O que vou dizer de seguida é evidente mas, por justiça para com os nossos craques e em especial pelo sexteto mais defensivo, nunca será excessivo repeti-lo: do outro lado estava o Bayern de Munique e não aquela simpática rapaziada do Shakhtar Donetsk! E eu, que sou amante do futebol, folgo em ter visto ao vivo pela primeira vez o Luca Toni que é, sem favor, um dos cinco melhores pontas de lança do mundo e que para isso nem precisa que o apoio dos alas actue em grande plano. Toni - excepcional a jogar no limite do fora de jogo - marcou o golo que dita a morte do nosso sonho depois de uma recepção de bola tão difícil quanto fantástica e de um remate de primeira que distingue os predestinados dos medianos. Os predestinados não inventam. E se me permitem uma opinião contra-corrente, o golo é perfeitamente legal (ao invés da grande penalidade clara que ficou por assinalar a nosso favor poucos minutos depois).
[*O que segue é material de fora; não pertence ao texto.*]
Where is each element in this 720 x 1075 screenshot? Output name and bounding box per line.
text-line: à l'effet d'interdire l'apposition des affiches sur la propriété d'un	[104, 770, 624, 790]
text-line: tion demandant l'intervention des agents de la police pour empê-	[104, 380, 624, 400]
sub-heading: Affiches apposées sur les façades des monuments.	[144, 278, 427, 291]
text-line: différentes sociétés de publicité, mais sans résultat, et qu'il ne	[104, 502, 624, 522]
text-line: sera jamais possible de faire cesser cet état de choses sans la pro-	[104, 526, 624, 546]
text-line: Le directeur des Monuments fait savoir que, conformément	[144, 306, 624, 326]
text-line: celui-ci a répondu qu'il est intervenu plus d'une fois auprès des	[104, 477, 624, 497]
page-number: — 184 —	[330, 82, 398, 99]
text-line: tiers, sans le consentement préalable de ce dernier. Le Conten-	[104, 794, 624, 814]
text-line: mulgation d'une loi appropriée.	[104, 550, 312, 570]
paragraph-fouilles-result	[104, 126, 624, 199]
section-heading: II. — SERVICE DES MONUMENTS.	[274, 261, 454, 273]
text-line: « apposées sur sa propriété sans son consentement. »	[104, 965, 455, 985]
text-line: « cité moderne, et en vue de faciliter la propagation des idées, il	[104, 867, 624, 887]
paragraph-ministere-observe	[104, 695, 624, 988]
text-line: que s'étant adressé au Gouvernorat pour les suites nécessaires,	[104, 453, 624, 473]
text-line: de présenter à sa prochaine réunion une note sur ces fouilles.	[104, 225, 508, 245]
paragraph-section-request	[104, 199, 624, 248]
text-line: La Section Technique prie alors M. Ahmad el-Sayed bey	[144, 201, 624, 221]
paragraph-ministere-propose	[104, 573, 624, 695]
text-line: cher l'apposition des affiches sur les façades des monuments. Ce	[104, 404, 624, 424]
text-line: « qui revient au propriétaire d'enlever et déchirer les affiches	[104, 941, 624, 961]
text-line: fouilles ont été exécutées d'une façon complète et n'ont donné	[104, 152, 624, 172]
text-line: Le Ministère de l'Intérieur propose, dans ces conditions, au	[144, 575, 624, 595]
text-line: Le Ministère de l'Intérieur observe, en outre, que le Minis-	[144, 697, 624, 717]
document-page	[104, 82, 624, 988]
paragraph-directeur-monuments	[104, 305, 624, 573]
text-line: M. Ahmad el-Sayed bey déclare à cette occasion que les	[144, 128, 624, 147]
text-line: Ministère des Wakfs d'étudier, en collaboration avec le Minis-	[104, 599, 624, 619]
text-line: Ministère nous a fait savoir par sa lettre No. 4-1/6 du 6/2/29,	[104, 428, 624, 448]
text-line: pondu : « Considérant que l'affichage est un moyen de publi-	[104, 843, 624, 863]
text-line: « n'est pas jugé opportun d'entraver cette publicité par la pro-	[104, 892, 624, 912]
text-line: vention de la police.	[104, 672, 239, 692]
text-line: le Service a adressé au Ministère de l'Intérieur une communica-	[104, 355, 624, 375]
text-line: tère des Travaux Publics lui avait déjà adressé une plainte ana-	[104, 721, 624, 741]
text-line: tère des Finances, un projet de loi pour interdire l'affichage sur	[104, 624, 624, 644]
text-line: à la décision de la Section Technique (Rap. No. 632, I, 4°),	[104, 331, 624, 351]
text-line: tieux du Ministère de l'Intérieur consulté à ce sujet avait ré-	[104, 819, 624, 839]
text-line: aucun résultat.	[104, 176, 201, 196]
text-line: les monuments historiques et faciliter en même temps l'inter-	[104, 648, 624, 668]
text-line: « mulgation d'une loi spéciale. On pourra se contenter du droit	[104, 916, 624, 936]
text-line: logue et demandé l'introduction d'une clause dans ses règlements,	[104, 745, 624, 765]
Rematando: o aplauso final e quase unânime que dedicámos aos nossos profissionais vai de algum modo ao encontro de uma das frases de Jorge Jesus na conferência de imprensa final. Se o Belenenses deixar sempre em campo o sangue, o suor e as lágrimas que ontem ficaram no Restelo, independentemente do adversário, não vejo que haja muitos jogos da competição interna que possamos perder. Se Jesus disso mentalizar os craques e em entendendo estes a lição, o futuro é risonho. O rigor e o querer do Belenenses dos primeiros 60 minutos dariam, já na segunda-feira, três batatas ao Boavista.
Duas notas finais. A primeira é uma pergunta: alguém sabe qual a razão do "Bar do Rugby" não dar agora apoio aos comes e bebes (situação que já verifiquei frente ao Leiria)? É que as capacidades humanas têm limites, o simpático estaminé do lado não dá para tudo e a situação ontem vivida ao intervalo, pelo péssimo serviço prestado (pelo clube, não por quem serve e faz o seu melhor!), está nos limites do ridículo.
Segundo ponto: já aqui o escrevi uma vez mas repito; creio que face ao novo quadro legal a Fúria Azul deve merecer do Belenenses todo o apoio possível e imaginário. Não sei se é o que se verifica, quero crer que não, mas não consigo conter a dúvida: se os adeptos alemães podem cobrir toda a superior de faixas, umas atrás das outras, a Fúria Azul não pode colocar as suas porquê? Acaso a claque alemã se registou formalmente junto das nossas autoridades?